I surprised her. She judged me nothing more than an anti-social brute with no interior life of my own. Just a scowl, a title, and an estate. I wonder if it pleased her.

The first fat drop of rain touched him as they cleared the obstacles.

“The trees are closer than the house,” Christine said.

A second, third, and fourth made their appearance and then, as though a celestial bucket had been upended, the downpour began in earnest. Tristan pivoted to Christine’s voice and scooped her into his arms.

She gave a shriek but held on as he ran in the direction she had previously orientated him to. The direction of the trees. He slowed at the feel of the first whip-thin branch against his shins, the fronds of a fern, and the wetness of long grass.

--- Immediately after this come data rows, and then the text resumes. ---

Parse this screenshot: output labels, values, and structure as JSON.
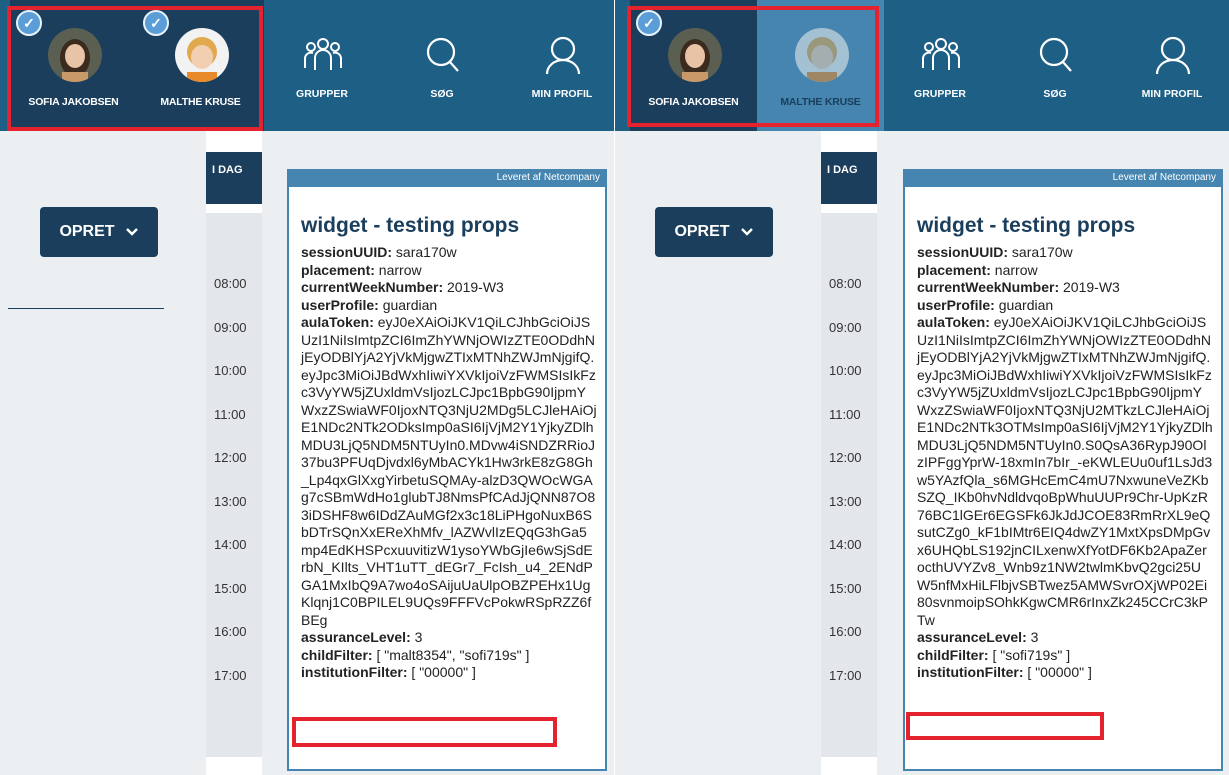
{
  "colors": {
    "accent_red": "#e5232e",
    "navy": "#1a3e5c",
    "topbar": "#1e5f86",
    "widget_border": "#4585b0"
  },
  "panels": [
    {
      "children": [
        {
          "name": "SOFIA JAKOBSEN",
          "checked": true,
          "state": "active",
          "icon": "check-icon"
        },
        {
          "name": "MALTHE KRUSE",
          "checked": true,
          "state": "active",
          "icon": "check-icon"
        }
      ],
      "nav": [
        {
          "label": "GRUPPER",
          "icon": "groups-icon"
        },
        {
          "label": "SØG",
          "icon": "search-icon"
        },
        {
          "label": "MIN PROFIL",
          "icon": "profile-icon"
        }
      ],
      "opret_label": "OPRET",
      "idag_label": "I DAG",
      "times": [
        "08:00",
        "09:00",
        "10:00",
        "11:00",
        "12:00",
        "13:00",
        "14:00",
        "15:00",
        "16:00",
        "17:00"
      ],
      "widget": {
        "provider": "Leveret af Netcompany",
        "title": "widget - testing props",
        "props": [
          {
            "key": "sessionUUID:",
            "value": " sara170w"
          },
          {
            "key": "placement:",
            "value": " narrow"
          },
          {
            "key": "currentWeekNumber:",
            "value": " 2019-W3"
          },
          {
            "key": "userProfile:",
            "value": " guardian"
          }
        ],
        "aula_key": "aulaToken:",
        "aula_value": " eyJ0eXAiOiJKV1QiLCJhbGciOiJSUzI1NiIsImtpZCI6ImZhYWNjOWIzZTE0ODdhNjEyODBlYjA2YjVkMjgwZTIxMTNhZWJmNjgifQ.eyJpc3MiOiJBdWxhIiwiYXVkIjoiVzFWMSIsIkFzc3VyYW5jZUxldmVsIjozLCJpc1BpbG90IjpmYWxzZSwiaWF0IjoxNTQ3NjU2MDg5LCJleHAiOjE1NDc2NTk2ODksImp0aSI6IjVjM2Y1YjkyZDlhMDU3LjQ5NDM5NTUyIn0.MDvw4iSNDZRRioJ37bu3PFUqDjvdxl6yMbACYk1Hw3rkE8zG8Gh_Lp4qxGlXxgYirbetuSQMAy-alzD3QWOcWGAg7cSBmWdHo1glubTJ8NmsPfCAdJjQNN87O83iDSHF8w6IDdZAuMGf2x3c18LiPHgoNuxB6SbDTrSQnXxEReXhMfv_lAZWvlIzEQqG3hGa5mp4EdKHSPcxuuvitizW1ysoYWbGjIe6wSjSdErbN_KIlts_VHT1uTT_dEGr7_FcIsh_u4_2ENdPGA1MxIbQ9A7wo4oSAijuUaUlpOBZPEHx1UgKlqnj1C0BPILEL9UQs9FFFVcPokwRSpRZZ6fBEg",
        "assurance_key": "assuranceLevel:",
        "assurance_value": " 3",
        "child_filter_key": "childFilter:",
        "child_filter_value": " [ \"malt8354\", \"sofi719s\" ]",
        "institution_key": "institutionFilter:",
        "institution_value": " [ \"00000\" ]"
      }
    },
    {
      "children": [
        {
          "name": "SOFIA JAKOBSEN",
          "checked": true,
          "state": "active",
          "icon": "check-icon"
        },
        {
          "name": "MALTHE KRUSE",
          "checked": false,
          "state": "inactive",
          "icon": ""
        }
      ],
      "nav": [
        {
          "label": "GRUPPER",
          "icon": "groups-icon"
        },
        {
          "label": "SØG",
          "icon": "search-icon"
        },
        {
          "label": "MIN PROFIL",
          "icon": "profile-icon"
        }
      ],
      "opret_label": "OPRET",
      "idag_label": "I DAG",
      "times": [
        "08:00",
        "09:00",
        "10:00",
        "11:00",
        "12:00",
        "13:00",
        "14:00",
        "15:00",
        "16:00",
        "17:00"
      ],
      "widget": {
        "provider": "Leveret af Netcompany",
        "title": "widget - testing props",
        "props": [
          {
            "key": "sessionUUID:",
            "value": " sara170w"
          },
          {
            "key": "placement:",
            "value": " narrow"
          },
          {
            "key": "currentWeekNumber:",
            "value": " 2019-W3"
          },
          {
            "key": "userProfile:",
            "value": " guardian"
          }
        ],
        "aula_key": "aulaToken:",
        "aula_value": " eyJ0eXAiOiJKV1QiLCJhbGciOiJSUzI1NiIsImtpZCI6ImZhYWNjOWIzZTE0ODdhNjEyODBlYjA2YjVkMjgwZTIxMTNhZWJmNjgifQ.eyJpc3MiOiJBdWxhIiwiYXVkIjoiVzFWMSIsIkFzc3VyYW5jZUxldmVsIjozLCJpc1BpbG90IjpmYWxzZSwiaWF0IjoxNTQ3NjU2MTkzLCJleHAiOjE1NDc2NTk3OTMsImp0aSI6IjVjM2Y1YjkyZDlhMDU3LjQ5NDM5NTUyIn0.S0QsA36RypJ90OlzIPFggYprW-18xmIn7bIr_-eKWLEUu0uf1LsJd3w5YAzfQla_s6MGHcEmC4mU7NxwuneVeZKbSZQ_IKb0hvNdldvqoBpWhuUUPr9Chr-UpKzR76BC1lGEr6EGSFk6JkJdJCOE83RmRrXL9eQsutCZg0_kF1bIMtr6EIQ4dwZY1MxtXpsDMpGvx6UHQbLS192jnCILxenwXfYotDF6Kb2ApaZerocthUVYZv8_Wnb9z1NW2twlmKbvQ2gci25UW5nfMxHiLFlbjvSBTwez5AMWSvrOXjWP02Ei80svnmoipSOhkKgwCMR6rInxZk245CCrC3kPTw",
        "assurance_key": "assuranceLevel:",
        "assurance_value": " 3",
        "child_filter_key": "childFilter:",
        "child_filter_value": " [ \"sofi719s\" ]",
        "institution_key": "institutionFilter:",
        "institution_value": " [ \"00000\" ]"
      }
    }
  ]
}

The deluge seemed to ease, though its sound on the canopy was cacophonous.

“Am I allowed to remove the blindfold now?” he asked.

“I think the game is suspended. I can see most others running for the house.”

“We are the brave ones,” Tristan said.

The blindfold was removed for him, and he blinked against the muted, gray light of the rainstorm. Christine held the blindfold, and he held her.

Eighteen

The outer fringes of the woodland couldn’t help but yield to the ferocity of the rainstorm. It didn’t take long for the drops that permeated the thin canopy to become irritating.

“This was probably a foolish idea,” Christine said, wiping rain from her face.

“You want to go back to Greystone?”

“I should, they will be drying themselves before fires and warming their insides with tea and buttered toast.”

“And burning each other’s ears with their gossip. No, thank you. I would rather be wet.”

Christine laughed. “I suppose that at the very least, I can walk.”

“No,” Tristan said, immediately, “your shoes are entirely unsuitable for woodland walking. They’re little better than slippers.”

Christine’s slippered foot poked out beneath the hem of her skirt, and she waggled it.

“They are pumps rather than shoes. Silk and very thin leather soles. Very pretty though. I have never had a pair so pretty.”

He slung one arm behind her back, the other beneath her knees, the warm curves of muscle as steady and strong as any oak. “Be careful, or I might think I am carrying Lady Martha or one of her ilk.”